Microsoft has released a few days ago the news that has released the source code of its tool «GCToolkit», which is a set of libraries to parse the Java Garbage Collection log files, with which all the GCToolkit code available on GitHub under the MIT license.
GCToolkit consists of three Java modules covering APIs, GC log file parsers, and a Vert.x toolkit-based message backplate for building responsive applications on the JVM. With this utility, users can create arbitrary and complex scans of the state of managed memory in the JVM.
As the name suggests, this is a set of libraries for parsing Java garbage collection (GC) log files and parsing them in separate events. Expose an API to improve engagement with the toolkit and data aggregation, this allows the user to create arbitrary complex analyzes of the state of the JVM's managed memory.
According to the team, this is the user entry point in GCToolkit that hides the details of the internal modules in a few method calls. In addition to the API, there are two other modules: the parsing module and Vert.x. The Parser Module is based on a collection of regular expressions and code written to be considered the most robust GC log analyzer available.
The messaging backend based on Vert.x uses two message buses: the former transmits data from a data source. The current implementation passes log lines from the GC log file. The consumers of this bus are the analyzers that convert the data from the data source into events that represent a GC cycle or safe point. These events are published on the second message bus: the event bus. The event bus subscribers can then be notified and process the events that interest them.
Parser emits discrete JVM events, allowing you to write code to capture and analyze data from these events.

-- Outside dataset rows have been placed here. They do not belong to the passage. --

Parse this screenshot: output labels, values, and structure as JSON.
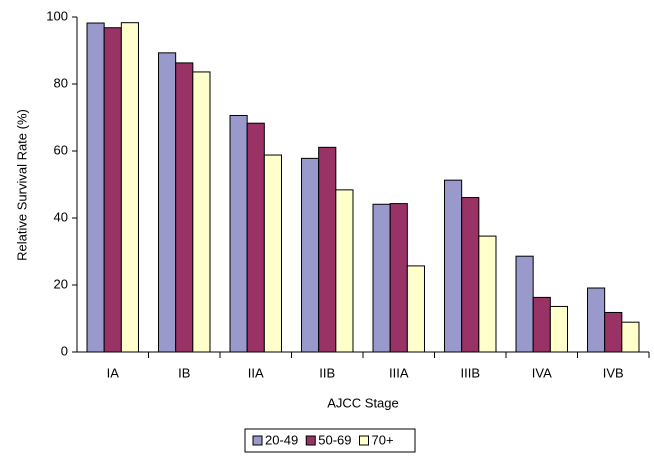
{
  "chart_data": {
    "type": "bar",
    "x_label": "AJCC Stage",
    "y_label": "Relative Survival Rate (%)",
    "categories": [
      "IA",
      "IB",
      "IIA",
      "IIB",
      "IIIA",
      "IIIB",
      "IVA",
      "IVB"
    ],
    "series": [
      {
        "name": "20-49",
        "color": "#9999cc",
        "values": [
          98.2,
          89.3,
          70.6,
          57.8,
          44.1,
          51.3,
          28.6,
          19.1
        ]
      },
      {
        "name": "50-69",
        "color": "#993366",
        "values": [
          96.8,
          86.3,
          68.3,
          61.1,
          44.3,
          46.1,
          16.3,
          11.8
        ]
      },
      {
        "name": "70+",
        "color": "#ffffcc",
        "values": [
          98.3,
          83.6,
          58.8,
          48.4,
          25.7,
          34.6,
          13.6,
          8.9
        ]
      }
    ],
    "ylim": [
      0,
      100
    ],
    "yticks": [
      0,
      20,
      40,
      60,
      80,
      100
    ],
    "grid": false,
    "legend": "bottom"
  }
}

To facilitate data capture and analysis of GC log files, GCToolkit provides a simple aggregation framework. The type of data users want to capture or the type of analysis they want to perform is at the user's discretion. For example, to capture pause events to analyze heap occupancy, the aggregator captures the event, extracts the relevant data, and passes the data to the aggregation.
This brings the data together in a meaningful analysis, for example total heap occupancy after garbage collection. The resulting data can be presented in the form of a graph, table, or another more user-friendly format. More importantly, according to the team, a suboptimal collector configuration will result in an application that requires more CPU and memory, while degrading the end-user experience. In other words, a poorly tuned collector often means more expensive runtime and dissatisfied users.
With Microsoft's growing interest in the Java platform, focus in open source it is also increasing the benefits for the Java community. After making significant contributions to port macOS M1 and Windows to Arm, Microsoft reaffirmed its commitment to OpenJDK by introducing its own version of OpenJDK and joining the Eclipse Adoptium working group (formerly known as AdoptOpenJDK).
By making GCToolkit open source, Microsoft is trying to provide a better way to see the internals of the JVM on how it handles GC and memory allocation. Better visibility allows better configuration, which benefits both the end users of the application and the technical personnel responsible for its management.
The simple API and easy-to-use output mechanisms promise to improve the task of reading GC logs by providing various mechanisms to analyze, extract, and visualize data.